敏感に反応する夏生。同時に両方の乳首を親指で擦られ快感で腰が揺れる。
「あの男には付けさせたくせに」
颯斗は低く恨みがましい声で囁いた。
「えっ!?どう言う・・・」
颯斗の片手がバスローブをの合わせをかき分けた。
夏生の性器が勢いよく上を向いて飛び出し、颯斗はそれをゆるりと握って透明な液を滲ませる先端に親指を這わせた。
「はぁ・・・ん・・・っ」
「松田にキスマーク付けさせただろ、分かってる」
「んあっ・・・それは・・・寝てる間に勝手に・・・」
「許せないんだよ」
「あ・・・なんで・・・そんな事まで・・・」
竿を扱かれトロリと液が溢れ出し、たちまち颯斗の手のひらを潤した。
クチュッ、クチュッ、クチュッ・・・
「うう・・・あっ・・・気持ち・・・ぃぃ」
顔を振り向けて颯斗の唇を求めた。鳥の雛のように口を開けて舌をのぞかせると颯斗の熱い舌が与えられ、夏生はそれをしゃぶる様に吸った。

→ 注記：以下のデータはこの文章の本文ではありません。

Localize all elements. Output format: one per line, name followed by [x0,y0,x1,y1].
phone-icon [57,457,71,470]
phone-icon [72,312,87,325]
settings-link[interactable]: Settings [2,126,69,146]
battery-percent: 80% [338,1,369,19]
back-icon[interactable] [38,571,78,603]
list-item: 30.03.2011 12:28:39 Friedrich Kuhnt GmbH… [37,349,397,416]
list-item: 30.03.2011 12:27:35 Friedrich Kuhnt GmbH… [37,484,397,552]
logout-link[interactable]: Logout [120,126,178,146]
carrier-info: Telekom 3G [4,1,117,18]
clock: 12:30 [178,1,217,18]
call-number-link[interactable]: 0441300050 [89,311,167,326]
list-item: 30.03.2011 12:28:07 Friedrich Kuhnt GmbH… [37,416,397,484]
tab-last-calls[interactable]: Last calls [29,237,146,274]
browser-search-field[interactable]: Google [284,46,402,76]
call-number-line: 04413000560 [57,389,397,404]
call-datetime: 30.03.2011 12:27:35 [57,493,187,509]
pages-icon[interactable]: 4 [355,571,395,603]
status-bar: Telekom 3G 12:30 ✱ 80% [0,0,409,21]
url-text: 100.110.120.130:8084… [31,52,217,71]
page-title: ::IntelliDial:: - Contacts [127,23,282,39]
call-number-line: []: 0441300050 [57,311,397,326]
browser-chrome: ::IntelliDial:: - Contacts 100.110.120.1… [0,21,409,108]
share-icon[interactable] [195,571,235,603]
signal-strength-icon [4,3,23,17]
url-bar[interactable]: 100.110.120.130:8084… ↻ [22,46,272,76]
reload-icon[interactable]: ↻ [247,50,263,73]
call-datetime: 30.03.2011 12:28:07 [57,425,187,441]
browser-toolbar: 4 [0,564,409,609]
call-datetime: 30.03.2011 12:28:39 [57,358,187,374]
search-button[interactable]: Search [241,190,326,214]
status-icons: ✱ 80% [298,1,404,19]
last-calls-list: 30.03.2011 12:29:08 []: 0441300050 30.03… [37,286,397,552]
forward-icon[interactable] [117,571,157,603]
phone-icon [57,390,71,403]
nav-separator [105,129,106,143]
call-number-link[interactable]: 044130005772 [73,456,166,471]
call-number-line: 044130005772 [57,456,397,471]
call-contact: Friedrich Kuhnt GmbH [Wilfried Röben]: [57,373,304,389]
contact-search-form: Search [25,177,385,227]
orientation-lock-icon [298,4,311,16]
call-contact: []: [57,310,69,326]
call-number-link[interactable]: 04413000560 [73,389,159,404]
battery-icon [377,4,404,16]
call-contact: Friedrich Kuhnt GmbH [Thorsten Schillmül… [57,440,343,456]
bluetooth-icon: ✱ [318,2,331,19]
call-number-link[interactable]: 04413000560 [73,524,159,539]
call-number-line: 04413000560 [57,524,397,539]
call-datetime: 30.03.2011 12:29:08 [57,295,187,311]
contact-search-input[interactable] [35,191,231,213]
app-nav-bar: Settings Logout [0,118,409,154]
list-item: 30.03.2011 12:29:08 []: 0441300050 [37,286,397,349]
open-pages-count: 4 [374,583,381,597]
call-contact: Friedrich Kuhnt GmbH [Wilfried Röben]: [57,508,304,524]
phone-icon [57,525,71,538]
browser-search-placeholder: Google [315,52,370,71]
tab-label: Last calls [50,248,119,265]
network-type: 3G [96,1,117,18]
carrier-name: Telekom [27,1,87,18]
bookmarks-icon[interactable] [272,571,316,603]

一気に思考が回らなくなりふわふわとした心地よさでキスと手淫を受け入れる。
「んんっ・・・ん・・・んん~っ!!」
手技は巧みで夏生はあっという間に上り詰めた。
鼻から喘ぎ声を漏らし両脚を開いてピクピクと痙攣させながら薄い白濁を撒き散らした。
「・・・んくっ・・・んん・・・」
夏生は頬を紅く染め、蕩けた瞳で颯斗の甘い唾液をすする。
颯斗はそれを薄く開けた目で見下ろしながら夏生の柔らかなアナルに白濁を塗り込めた。
くたりとする夏生を座らせたまま颯斗は自分だけ立ち上がり、正面から夏生を抱き上げた。
そして手早く自信のボトムと下着を下ろし、そそり立ったペニスを露わにすると夏生の双丘の間に先端を突き立てた。